- Born: July 4, 1892 Piqua, Ohio, U.S.
- Died: May 1977 (aged 84) St. Paul, Minnesota, U.S.
- Education: Yale University
- Occupations: Businessman, diplomat
- Known for: chairman of Archer Daniels Midland
- Spouse: June Herrmann Drumheller
- Children: 2 sons, 1 daughter
- Parent: John W. Daniels

= Thomas L. Daniels =

American businessman and diplomat

Thomas L. Daniels (July 4, 1892 - May 1977) was an American businessman and diplomat. He served as the chairman of Archer Daniels Midland.

==Early life==
Thomas L. Daniels was born in 1892 in Piqua, Ohio.
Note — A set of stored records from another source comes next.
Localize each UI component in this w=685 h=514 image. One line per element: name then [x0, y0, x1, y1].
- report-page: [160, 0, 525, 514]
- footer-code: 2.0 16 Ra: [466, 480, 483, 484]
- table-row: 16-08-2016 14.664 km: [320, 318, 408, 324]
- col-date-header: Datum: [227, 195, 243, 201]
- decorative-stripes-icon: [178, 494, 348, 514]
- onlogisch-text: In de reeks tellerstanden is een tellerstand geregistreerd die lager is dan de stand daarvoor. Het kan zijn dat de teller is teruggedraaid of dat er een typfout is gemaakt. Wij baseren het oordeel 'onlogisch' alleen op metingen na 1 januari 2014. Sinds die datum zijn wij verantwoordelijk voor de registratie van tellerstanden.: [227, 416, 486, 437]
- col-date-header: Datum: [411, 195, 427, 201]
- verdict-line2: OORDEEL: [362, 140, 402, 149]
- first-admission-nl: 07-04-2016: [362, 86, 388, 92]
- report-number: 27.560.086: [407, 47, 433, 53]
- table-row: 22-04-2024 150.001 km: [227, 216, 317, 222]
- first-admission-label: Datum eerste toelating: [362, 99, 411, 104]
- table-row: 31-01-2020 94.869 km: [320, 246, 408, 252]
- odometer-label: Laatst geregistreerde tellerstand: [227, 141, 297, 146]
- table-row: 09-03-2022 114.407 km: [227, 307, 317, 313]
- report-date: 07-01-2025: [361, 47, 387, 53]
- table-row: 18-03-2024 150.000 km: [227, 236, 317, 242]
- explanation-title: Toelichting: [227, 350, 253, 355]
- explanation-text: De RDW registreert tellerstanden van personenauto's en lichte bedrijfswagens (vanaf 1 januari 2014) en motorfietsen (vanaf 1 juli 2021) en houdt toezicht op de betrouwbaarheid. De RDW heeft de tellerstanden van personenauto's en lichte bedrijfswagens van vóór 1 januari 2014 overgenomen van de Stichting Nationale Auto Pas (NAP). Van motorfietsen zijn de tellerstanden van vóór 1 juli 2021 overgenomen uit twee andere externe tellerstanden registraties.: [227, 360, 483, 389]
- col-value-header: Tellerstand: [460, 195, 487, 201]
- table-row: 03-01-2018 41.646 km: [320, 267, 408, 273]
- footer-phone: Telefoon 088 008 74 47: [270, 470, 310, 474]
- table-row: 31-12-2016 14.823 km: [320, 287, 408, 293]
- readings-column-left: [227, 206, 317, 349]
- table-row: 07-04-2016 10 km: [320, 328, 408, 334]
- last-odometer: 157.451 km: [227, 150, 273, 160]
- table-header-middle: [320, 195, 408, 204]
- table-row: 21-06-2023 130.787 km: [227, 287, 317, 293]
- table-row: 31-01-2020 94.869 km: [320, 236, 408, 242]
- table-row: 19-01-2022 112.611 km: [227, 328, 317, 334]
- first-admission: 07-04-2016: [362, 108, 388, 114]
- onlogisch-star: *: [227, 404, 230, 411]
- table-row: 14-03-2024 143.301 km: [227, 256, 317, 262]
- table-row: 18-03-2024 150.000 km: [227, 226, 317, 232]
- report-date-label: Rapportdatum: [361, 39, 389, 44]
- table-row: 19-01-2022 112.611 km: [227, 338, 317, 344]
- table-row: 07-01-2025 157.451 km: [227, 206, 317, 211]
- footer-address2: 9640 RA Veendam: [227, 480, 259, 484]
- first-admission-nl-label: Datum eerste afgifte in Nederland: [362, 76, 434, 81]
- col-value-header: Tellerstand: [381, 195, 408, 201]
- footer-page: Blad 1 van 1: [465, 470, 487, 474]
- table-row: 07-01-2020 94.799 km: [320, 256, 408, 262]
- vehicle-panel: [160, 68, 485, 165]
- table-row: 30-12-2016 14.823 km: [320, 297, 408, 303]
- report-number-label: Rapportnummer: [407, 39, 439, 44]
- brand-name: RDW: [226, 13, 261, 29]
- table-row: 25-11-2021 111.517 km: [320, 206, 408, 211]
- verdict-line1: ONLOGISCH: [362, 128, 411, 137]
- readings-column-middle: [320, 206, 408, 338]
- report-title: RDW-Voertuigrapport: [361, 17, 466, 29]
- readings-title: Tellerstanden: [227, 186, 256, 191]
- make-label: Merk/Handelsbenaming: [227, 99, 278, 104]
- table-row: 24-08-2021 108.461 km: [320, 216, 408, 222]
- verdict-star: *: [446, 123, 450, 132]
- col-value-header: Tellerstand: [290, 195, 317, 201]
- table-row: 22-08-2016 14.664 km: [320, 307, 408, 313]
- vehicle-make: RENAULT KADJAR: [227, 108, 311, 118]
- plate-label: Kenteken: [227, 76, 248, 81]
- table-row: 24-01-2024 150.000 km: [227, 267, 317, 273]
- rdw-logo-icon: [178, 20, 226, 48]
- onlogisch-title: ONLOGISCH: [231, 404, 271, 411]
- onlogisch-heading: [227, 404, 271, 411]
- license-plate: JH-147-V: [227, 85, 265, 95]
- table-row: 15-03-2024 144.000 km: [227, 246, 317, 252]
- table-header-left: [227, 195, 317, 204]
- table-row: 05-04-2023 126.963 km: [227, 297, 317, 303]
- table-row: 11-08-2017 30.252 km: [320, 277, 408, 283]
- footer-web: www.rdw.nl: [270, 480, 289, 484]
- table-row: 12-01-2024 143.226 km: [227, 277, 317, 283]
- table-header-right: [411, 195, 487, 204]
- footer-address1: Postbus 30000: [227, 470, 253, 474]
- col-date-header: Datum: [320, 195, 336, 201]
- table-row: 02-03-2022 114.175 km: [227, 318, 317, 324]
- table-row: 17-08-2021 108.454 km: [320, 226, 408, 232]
His father, John W. Daniels, was the co-founder of Archer Daniels Midland.

Daniels graduated from Yale University in 1914.

==Career==
Daniels began his career at his family business, Archer Daniels Midland, in 1914.

Daniels joined the United States Foreign Service in 1921. He "was assigned to the American delegation to the Disarmament Conference in Washington, and later to the American embassies in Brussels, Rio de Janeiro and Rome." During World War II, he was "chief in the chemical division of the War Production Board and later as head of the Food Requirements Committee of the War Food Administration."

Daniels served as the president of Archer Daniels Midland from 1947 to 1958 and as its chairman from 1958 to 1964.

==Personal life and death==
Daniels married Francis Hancock. They had three sons Forrest, John and David and an adopted daughter, Carol. John H. Daniels became President and CEO of ADM in 1962. The family resided at 7 Heather Place in St. Paul, Minnesota and in Gem Lake, Minnesota. He was the captain of the Twin Cities Blues, a polo team. He was the chairman of the Minneapolis Institute of Art from 1961 to 1963, and he served on the board of the Minnesota Orchestra.

Daniels died in 1977. His funeral was held at the Church of St. John the Evangelist in St. Paul, Minnesota.